Following up on the point I made at the end of my piece about Sen. Rob Portman (R-OH) having a change of heart about marriage equality:
I respect Mr. Portman for his forthrightness in saying that it took a personal revelation to get him to change his mind. It’s easy to be against something in the abstract but difficult to turn into a bumper sticker when it touches you: abortion is murder until your 16 year old daughter breaks the news, and God hates gays until your son sits you down and tells you that his roommate isn’t really just a guy who helps with the rent. That’s when reality trumps the talking points.
My only wish is that it didn’t take a personal family experience to learn that.

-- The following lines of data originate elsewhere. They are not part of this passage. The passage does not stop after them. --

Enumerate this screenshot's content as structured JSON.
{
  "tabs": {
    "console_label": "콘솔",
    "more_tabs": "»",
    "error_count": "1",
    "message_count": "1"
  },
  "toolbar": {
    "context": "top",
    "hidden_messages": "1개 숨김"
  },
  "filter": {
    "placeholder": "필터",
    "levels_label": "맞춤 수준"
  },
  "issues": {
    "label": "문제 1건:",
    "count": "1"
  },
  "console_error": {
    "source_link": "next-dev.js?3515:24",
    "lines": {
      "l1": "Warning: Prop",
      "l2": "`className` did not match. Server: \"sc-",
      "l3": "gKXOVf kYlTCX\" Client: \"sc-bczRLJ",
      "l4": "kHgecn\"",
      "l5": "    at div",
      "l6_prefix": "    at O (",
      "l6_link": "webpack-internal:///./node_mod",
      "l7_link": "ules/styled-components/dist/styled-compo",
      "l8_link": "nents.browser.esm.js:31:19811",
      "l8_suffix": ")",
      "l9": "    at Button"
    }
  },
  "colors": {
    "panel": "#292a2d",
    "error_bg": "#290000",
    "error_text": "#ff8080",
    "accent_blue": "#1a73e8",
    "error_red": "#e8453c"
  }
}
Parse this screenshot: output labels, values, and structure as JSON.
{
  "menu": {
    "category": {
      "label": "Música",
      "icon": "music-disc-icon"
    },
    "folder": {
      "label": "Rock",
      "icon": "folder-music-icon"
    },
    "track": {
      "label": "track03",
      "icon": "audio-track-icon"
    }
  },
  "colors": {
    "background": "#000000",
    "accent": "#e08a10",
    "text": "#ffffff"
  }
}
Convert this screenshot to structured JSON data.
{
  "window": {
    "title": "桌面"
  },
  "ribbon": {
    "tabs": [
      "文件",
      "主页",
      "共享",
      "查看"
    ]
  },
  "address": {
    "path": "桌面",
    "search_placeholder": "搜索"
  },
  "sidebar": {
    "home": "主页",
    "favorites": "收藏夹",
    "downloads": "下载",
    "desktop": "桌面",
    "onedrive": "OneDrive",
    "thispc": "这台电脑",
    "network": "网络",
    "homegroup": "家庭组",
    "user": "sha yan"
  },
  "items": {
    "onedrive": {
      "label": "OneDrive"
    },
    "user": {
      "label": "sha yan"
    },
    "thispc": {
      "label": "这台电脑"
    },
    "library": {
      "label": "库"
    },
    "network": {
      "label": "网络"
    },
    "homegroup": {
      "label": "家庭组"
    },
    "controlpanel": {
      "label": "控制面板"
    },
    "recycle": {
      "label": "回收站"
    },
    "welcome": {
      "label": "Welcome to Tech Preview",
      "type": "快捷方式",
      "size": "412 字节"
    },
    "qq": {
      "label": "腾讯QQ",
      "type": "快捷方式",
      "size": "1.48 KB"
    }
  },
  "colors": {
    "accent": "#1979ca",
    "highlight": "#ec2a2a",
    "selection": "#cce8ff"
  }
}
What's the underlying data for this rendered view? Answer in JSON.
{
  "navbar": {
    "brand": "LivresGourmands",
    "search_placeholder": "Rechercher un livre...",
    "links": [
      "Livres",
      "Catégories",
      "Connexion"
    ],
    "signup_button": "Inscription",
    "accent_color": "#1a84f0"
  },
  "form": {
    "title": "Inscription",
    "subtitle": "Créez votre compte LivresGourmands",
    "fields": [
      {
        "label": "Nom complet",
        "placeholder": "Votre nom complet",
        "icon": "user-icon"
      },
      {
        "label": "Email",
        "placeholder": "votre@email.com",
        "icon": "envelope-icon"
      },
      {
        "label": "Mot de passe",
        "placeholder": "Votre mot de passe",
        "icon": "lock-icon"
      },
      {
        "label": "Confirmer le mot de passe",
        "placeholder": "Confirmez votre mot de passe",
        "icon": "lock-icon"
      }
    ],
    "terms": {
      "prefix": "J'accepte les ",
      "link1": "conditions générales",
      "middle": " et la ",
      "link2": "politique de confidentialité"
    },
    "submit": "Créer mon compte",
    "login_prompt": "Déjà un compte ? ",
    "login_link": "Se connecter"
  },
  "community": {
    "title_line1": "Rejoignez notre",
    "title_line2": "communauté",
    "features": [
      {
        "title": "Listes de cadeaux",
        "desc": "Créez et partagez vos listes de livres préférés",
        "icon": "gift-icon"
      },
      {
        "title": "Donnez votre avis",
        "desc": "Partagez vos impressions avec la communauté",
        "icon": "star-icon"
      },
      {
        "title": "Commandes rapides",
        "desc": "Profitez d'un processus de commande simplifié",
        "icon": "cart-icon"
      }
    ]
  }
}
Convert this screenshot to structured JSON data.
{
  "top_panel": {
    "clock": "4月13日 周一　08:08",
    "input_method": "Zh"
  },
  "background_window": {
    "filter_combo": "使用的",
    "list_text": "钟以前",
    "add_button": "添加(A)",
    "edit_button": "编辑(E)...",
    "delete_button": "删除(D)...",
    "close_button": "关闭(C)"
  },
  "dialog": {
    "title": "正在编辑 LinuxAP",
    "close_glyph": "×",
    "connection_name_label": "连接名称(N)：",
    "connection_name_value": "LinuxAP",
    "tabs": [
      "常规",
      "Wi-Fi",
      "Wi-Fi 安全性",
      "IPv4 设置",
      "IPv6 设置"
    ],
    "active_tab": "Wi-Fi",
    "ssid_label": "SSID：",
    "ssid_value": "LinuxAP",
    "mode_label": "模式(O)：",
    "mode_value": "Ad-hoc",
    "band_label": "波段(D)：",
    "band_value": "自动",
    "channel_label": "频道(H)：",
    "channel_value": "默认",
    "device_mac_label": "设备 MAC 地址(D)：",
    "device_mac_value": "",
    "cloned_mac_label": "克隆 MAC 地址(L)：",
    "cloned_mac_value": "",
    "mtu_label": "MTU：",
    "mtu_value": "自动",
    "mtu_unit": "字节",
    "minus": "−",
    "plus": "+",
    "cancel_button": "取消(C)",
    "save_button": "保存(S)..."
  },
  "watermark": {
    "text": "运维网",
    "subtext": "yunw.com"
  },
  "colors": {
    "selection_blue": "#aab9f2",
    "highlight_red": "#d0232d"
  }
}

I am glad to see that I’m not the only one who thinks like that, as my commenters pointed out. Here’s Matthew Yglesias on the same subject:
But if Portman can turn around on one issue once he realizes how it touches his family personally, shouldn’t he take some time to think about how he might feel about other issues that don’t happen to touch him personally? Obviously the answers to complicated public policy questions don’t just directly fall out of the emotion of compassion. But what Portman is telling us here is that on this one issue, his previous position was driven by a lack of compassion and empathy. Once he looked at the issue through his son’s eyes, he realized he was wrong. Shouldn’t that lead to some broader soul-searching? Is it just a coincidence that his son is gay, and also gay rights is the one issue on which a lack of empathy was leading him astray? That, it seems to me, would be a pretty remarkable coincidence. The great challenge for a senator isn’t to go to Washington and represent the problems of his own family. It’s to try to obtain the intellectual and moral perspective necessary to represent the problems of the people who don’t have direct access to the corridors of power.
Senators basically never have poor kids. That’s something members of Congress should think about. Especially members of Congress who know personally that realizing an issue affects their own children changes their thinking.
Let’s take this one step further and say that it shouldn’t require someone to be poor, or gay or disabled to get a measure of understanding from a lawmaker. Or anyone, for that matter. It goes to the basic rules you learn in kindergarten: share, be nice, think of someone else first. If you want to attach a religious theme to it, fine. Or just remember the thing my father used to plead to us kids when we were fighting: Love One Another.